In April 2020, NIO announced a strategic financing deal worth 7 billion RMB (approximately $1 billion USD) with a group of state-owned investment funds led by the Hefei government. This was the lifeline the company desperately needed. It wasn't just cash; it was a powerful endorsement from a major government entity that instantly restored market confidence.

The Comeback King

The Hefei deal was the turning point. With its finances secured, NIO was able to weather the storm and continue its expansion. The user loyalty that Li Bin had protected at all costs began to pay off. NIO owners became the brand's most passionate evangelists, and word-of-mouth recommendations drove sales.

As the market recovered and NIO launched new, successful models, its stock price began a legendary ascent, soaring to over $60 and making it one of the most valuable car companies in the world. The man who was once the "most miserable" had orchestrated one of the most remarkable comebacks in modern business history.

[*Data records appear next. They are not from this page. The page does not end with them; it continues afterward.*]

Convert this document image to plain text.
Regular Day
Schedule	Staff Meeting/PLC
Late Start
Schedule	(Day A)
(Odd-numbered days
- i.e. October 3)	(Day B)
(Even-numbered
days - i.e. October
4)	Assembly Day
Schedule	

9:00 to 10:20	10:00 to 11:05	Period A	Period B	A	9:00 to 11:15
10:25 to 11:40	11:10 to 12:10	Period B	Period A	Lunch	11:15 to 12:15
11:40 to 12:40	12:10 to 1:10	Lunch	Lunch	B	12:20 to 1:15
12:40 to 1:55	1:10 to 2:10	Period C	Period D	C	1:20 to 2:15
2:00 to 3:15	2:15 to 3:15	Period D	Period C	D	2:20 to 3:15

Li Bin's story is not about a single brilliant move, but about unwavering conviction in a long-term vision, even under unimaginable pressure. It's a lesson that when a crisis hits, sometimes the most logical-sounding advice is the most dangerous. Sometimes, you have to protect the soul of your company, even if it feels like you're burning your only lifeboat for fuel. Because in the end, it might be the very thing that carries you to the distant shore.


Key Takeaways

  1. Protect Your Core Value, Especially in a Crisis: While the world screamed for cost-cutting, Li Bin identified unwavering user service as NIO's non-negotiable core. He understood that sacrificing your brand's soul for short-term survival is a false economy. In your own challenges, identify the one thing that truly defines you and protect it at all costs.
  2. Your Reputation is Your Ultimate Collateral: When the numbers look bad and the market turns against you, a long-term reputation for integrity and competence is your final line of credit. Li Bin's decades of building trust in the business community were what kept him in the room long enough to find a solution. Your personal brand isn't a vanity project; it's a strategic asset.
  3. Look for Strategic Partners, Not Just Investors: The Hefei government wasn't just a source of cash; they were a strategic partner who shared a long-term vision for the industry. When seeking help, look for those whose interests align with yours on a fundamental level, not just on a spreadsheet. Their conviction will endure when transactional investors flee.